Labour economist K.R. Shyam Sundar, professor of human resource management, XLRI, Xavier School of Management, suggested another reason that may have contributed to the trend.
“It’s possible that migrant workers who lost their jobs felt discouraged to go back to their old enterprises, and that the employers (would not take the trouble) to locate and invite the old employees back,” Sundar said.
Under the ABRY, the government pays for two years both the employee’s and employer’s EPF contribution — 12 per cent of wages each — in the case of establishments with 1,000 or fewer employees. For those with more than 1,000 employees, the government pays only the employee’s share.

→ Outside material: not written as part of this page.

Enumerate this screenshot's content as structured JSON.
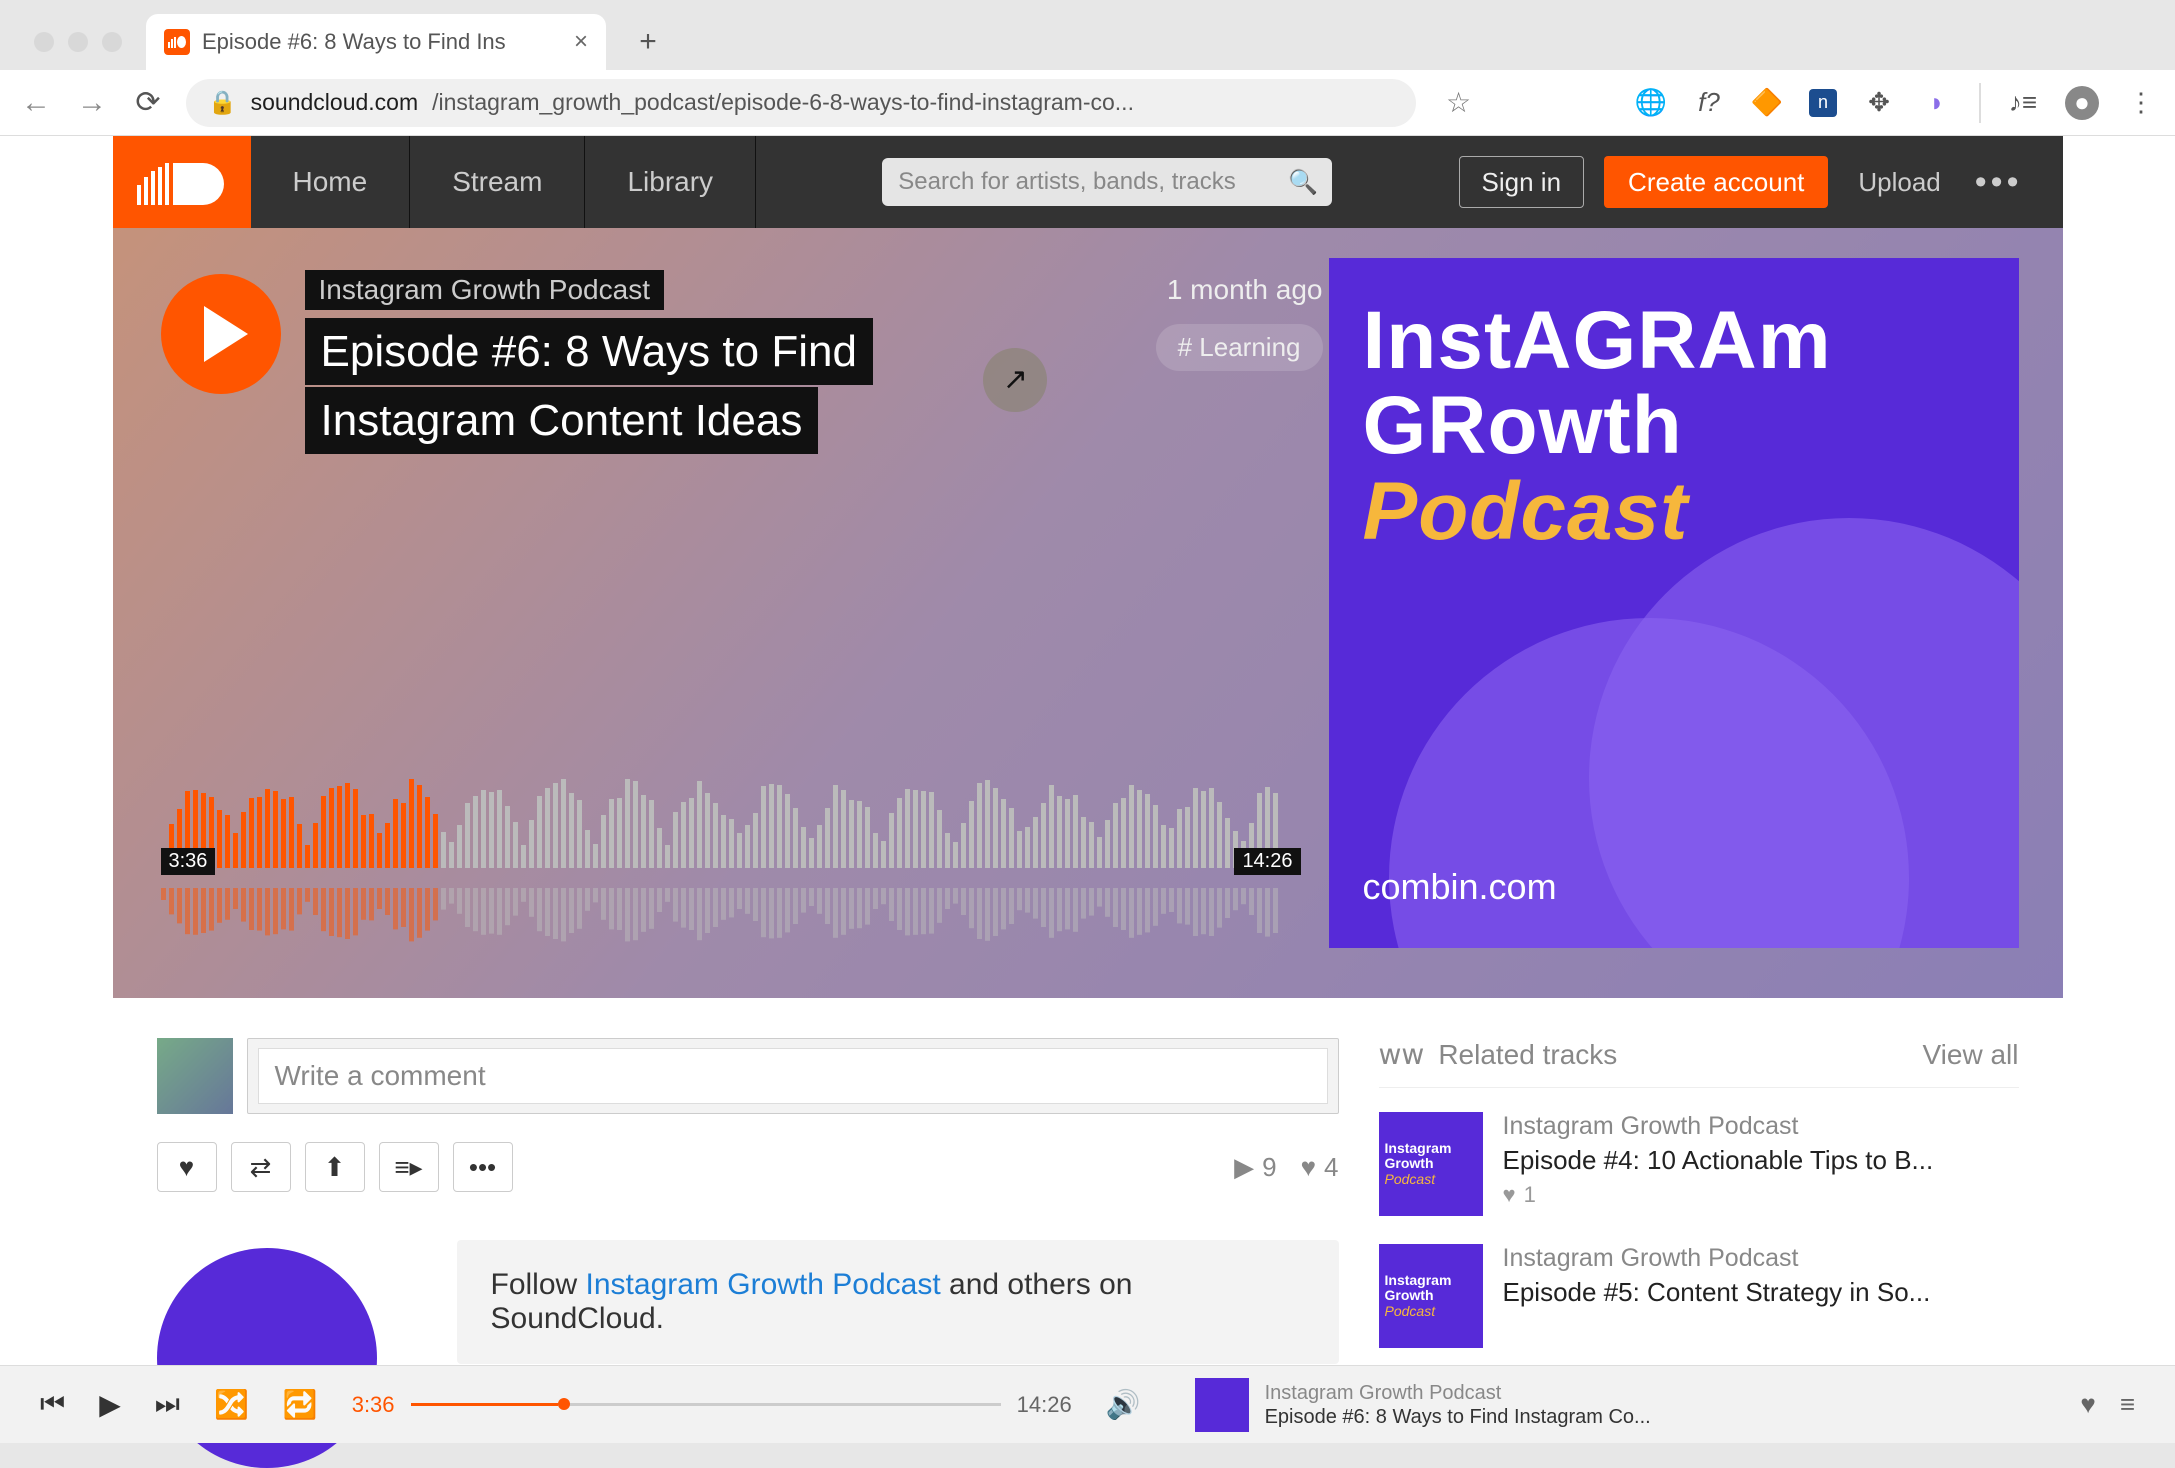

To be eligible for the scheme — meant to encourage hiring — establishments with less than 50 employees need to make at least two hirings and those with 50 or more employees need to make at least five.
If the hospital had re-employed Pandey after October last year, his take-home would have risen even with the same salary because the government would be paying his EPF contribution.
His sacking had forced Pandey to default on daughter Diya’s school fees. The school refused to let her take the pre-board exam (for this year’s Class XII boards) and failed to send her school-based performance records to the CBSE.
Diya eventually took and cleared the re-exam after Pandey appealed to the CBSE. She has enrolled in a college.
“It’s been a struggle. I’m my family’s sole breadwinner and have been doing some or other part-time work here and there,” Pandey said.